In this case, the defendant is the Canadian Vintners Association (CVA). It represents the interests of wine producers in Canada. The plaintiff is the company which produces Blacklock’s Reporter, a news service that provides original digital content to subscribers. The CVA was aware of Blacklock’s Reporter, but had decided that it was not interested in subscribing (at a corporate rate of $11,470 per year.)
On December 13, 2013 Blacklock’s published a story that discussed the testimony of the defendant’s president and CEO, Dan Pazsowski, before a Commons Committee. Pazsowski was sent an electronic bulletin notifying him that he had been quoted in the story. Since his company did not have a subscription to the service, he contacted a colleague at another company that did have a subscription and asked if they could forward a copy to him. They did so. He then contacted Blacklock’s to discuss the content of the story, about which he had some concerns. He was asked how he had obtained access to the story, and was later sent an invoice for the cost of two personal subscriptions (because he had shared the story with another employee of his organization). The cost of two subscriptions was $314 plus HST). The defendant’s refusal to pay the invoice ultimately led to the law suit for breach of copyright.
The defendant had asserted a fair dealing defence, arguing that he had sought access to the article out of concern that it contained inaccuracies that he wanted to take steps to correct. This was argued to be fair dealing for the purpose of research or private study, which is permitted under the Copyright Act. Notwithstanding the very broad scope given to the fair dealing exception by the Supreme Court of Canada, Judge Gilbert ruled that there was no fair dealing. He wrote: “it cannot be said that the purpose here was genuine given the fact that nothing came of the research (obtaining the full article) once obtained. Giving the Defendants the benefit of the doubt here that the intention was genuine, the follow through was not.” (at para 57). This novel proposition suggests that research must result in some concrete or tangible outcome to amount to fair dealing. As any researcher knows, there may be many false starts or cold trails. In any event, the court seems to overlook the fact that Pazowski actually contacted Blacklock’s to discuss their article with them. It was this contact that led to the lawsuit. Justice Gilbert also rejected the fair dealing claim on the basis that the article had not been legally obtained. This, of course, is a significant fair dealing issue in the context of paywalls and other barriers to access to works. Given, however, that Pazowski obtained the article from someone with legal access to the database, there was room here for a more nuanced assessment.

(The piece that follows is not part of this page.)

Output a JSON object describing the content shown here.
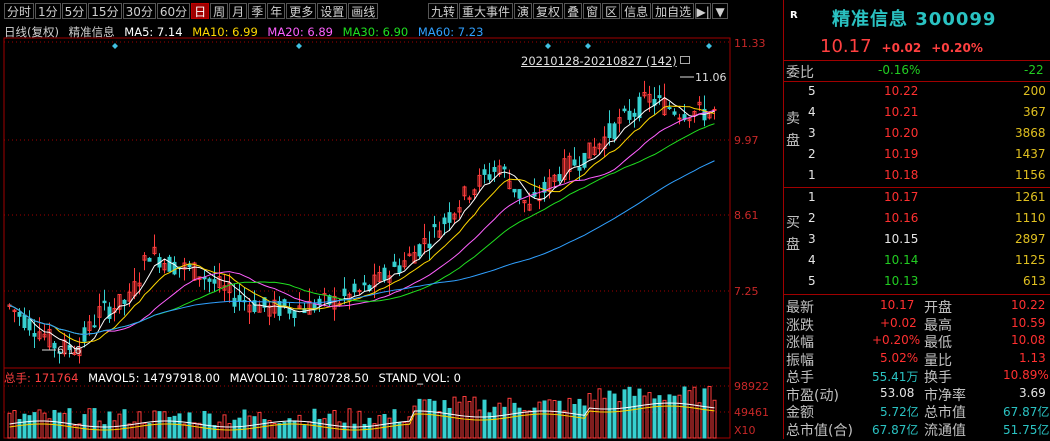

If the decision itself is not enough to raise your eyebrows, then the damage award surely will. Keep in mind that the plaintiffs originally sought the price of two personal annual subscriptions as compensation for the access to the article by the defendant ($314 plus HST). The court ordered damages in the amount of $11,470 plus HST – the cost of a corporate annual subscription. Judge Gilbert cited as justification for this amount the fact that the defendants “continued to stand steadfast to the notion that they had done nothing wrong while knowing that they had taken steps to bypass the paywall.” (at para 64). In addition, he awarded $2000 in punitive damages.
A business that is entirely reliant on providing content behind a paywall clearly has an interest in ensuring that access to that content is limited to subscribers to the extent possible. But does this mean that no other access to the content can be tolerated? A person who has legally purchased a book may lend it to another to read. Is there room for the law adopt an equivalent approach for content behind pay walls? It certainly does not seem appropriate that a news service can publish articles about individuals and then have the courts support them in their attempts to so securely lock down that content that the individual cannot even see what was written about them without having to pay for an annual subscription. This decision is so entirely lacking in the balance mandated by the Supreme Court of Canada that one can only hope it is nothing more than a strange outlier.